In 2010, Sherman filed another suit challenging the ramp-ups, and the two were later combined.

The litigation has bounced back and for the appellate courts on several occasions. In 2010, the Georgia Supreme Court revived it after a previous Baxter dismissal, ruling in a 4-3 decision that Fulton had not proved that its method of assessing the properties’ values “fairly and justly establishes the fair market value of a bond transaction leasehold estate such that the method is not ‘arbitrary or unreasonable.’”

Back at the trial level Baxter again dismissed the case, only to have the Court of Appeals resuscitate it last year, ruling that Baxter did not sufficiently explain his reasoning for the 2011 dismissal.

The parties appeared for a summary judgment hearing on Dec. 20, Ichter said, prior to what was to have been placement on Baxter’s Jan. 7 trial calendar.

“I was up arguing rebuttal to the development authority’s motion for summary judgment, and I was about 10 minutes in when Judge Baxter stopped me and said, ‘Mr. Ichter, I’m going to grant your motion,’ and directed me to draft an order,’” Ichter said.

Stolz said prior appellate rulings and basic common sense make clear that the issues raised cannot be resolved through summary judgment.

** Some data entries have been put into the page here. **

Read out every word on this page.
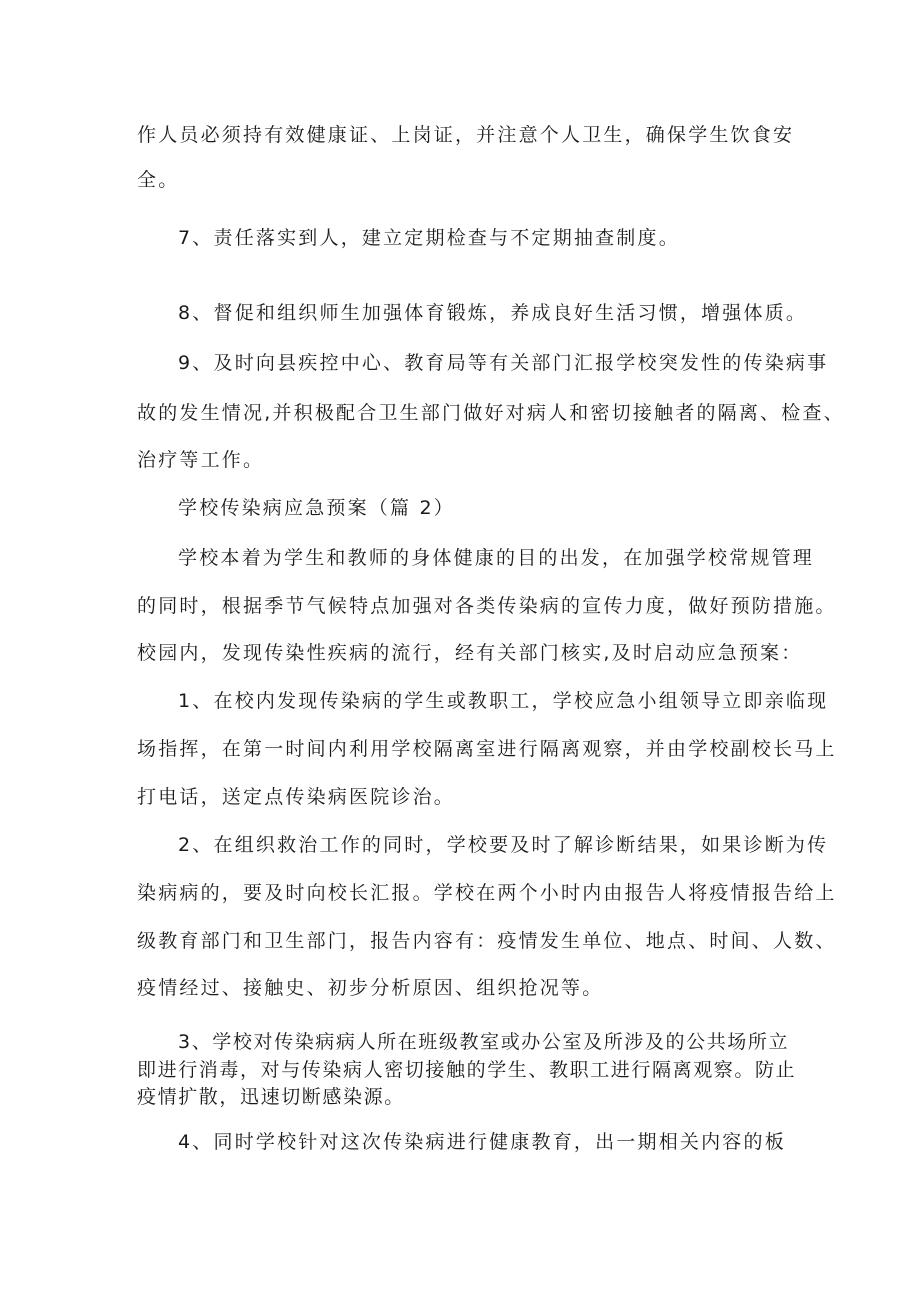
作人员必须持有效健康证、上岗证，并注意个人卫生，确保学生饮食安
全。
7、责任落实到人，建立定期检查与不定期抽查制度。
8、督促和组织师生加强体育锻炼，养成良好生活习惯，增强体质。
9、及时向县疾控中心、教育局等有关部门汇报学校突发性的传染病事
故的发生情况,并积极配合卫生部门做好对病人和密切接触者的隔离、检查、
治疗等工作。
学校传染病应急预案（篇 2）
学校本着为学生和教师的身体健康的目的出发，在加强学校常规管理
的同时，根据季节气候特点加强对各类传染病的宣传力度，做好预防措施。
校园内，发现传染性疾病的流行，经有关部门核实,及时启动应急预案：
1、在校内发现传染病的学生或教职工，学校应急小组领导立即亲临现
场指挥，在第一时间内利用学校隔离室进行隔离观察，并由学校副校长马上
打电话，送定点传染病医院诊治。
2、在组织救治工作的同时，学校要及时了解诊断结果，如果诊断为传
染病病的，要及时向校长汇报。学校在两个小时内由报告人将疫情报告给上
级教育部门和卫生部门，报告内容有：疫情发生单位、地点、时间、人数、
疫情经过、接触史、初步分析原因、组织抢况等。
3、学校对传染病病人所在班级教室或办公室及所涉及的公共场所立
即进行消毒，对与传染病人密切接触的学生、教职工进行隔离观察。防止
疫情扩散，迅速切断感染源。
4、同时学校针对这次传染病进行健康教育，出一期相关内容的板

“We think [the properties] were never properly evaluated and assessed for tax purposes; that’s the whole thing,” said Stolz. “I think there are some jury issues here, but I think a big chunk of it is a matter of law. This summary judgment order will give the appellate courts an opportunity to confront the issues and resolve them for the trial court.”

The cases are Sherman v. Fulton County Board of Assessors, Nos. 2009CV171275 and 2010CV183245.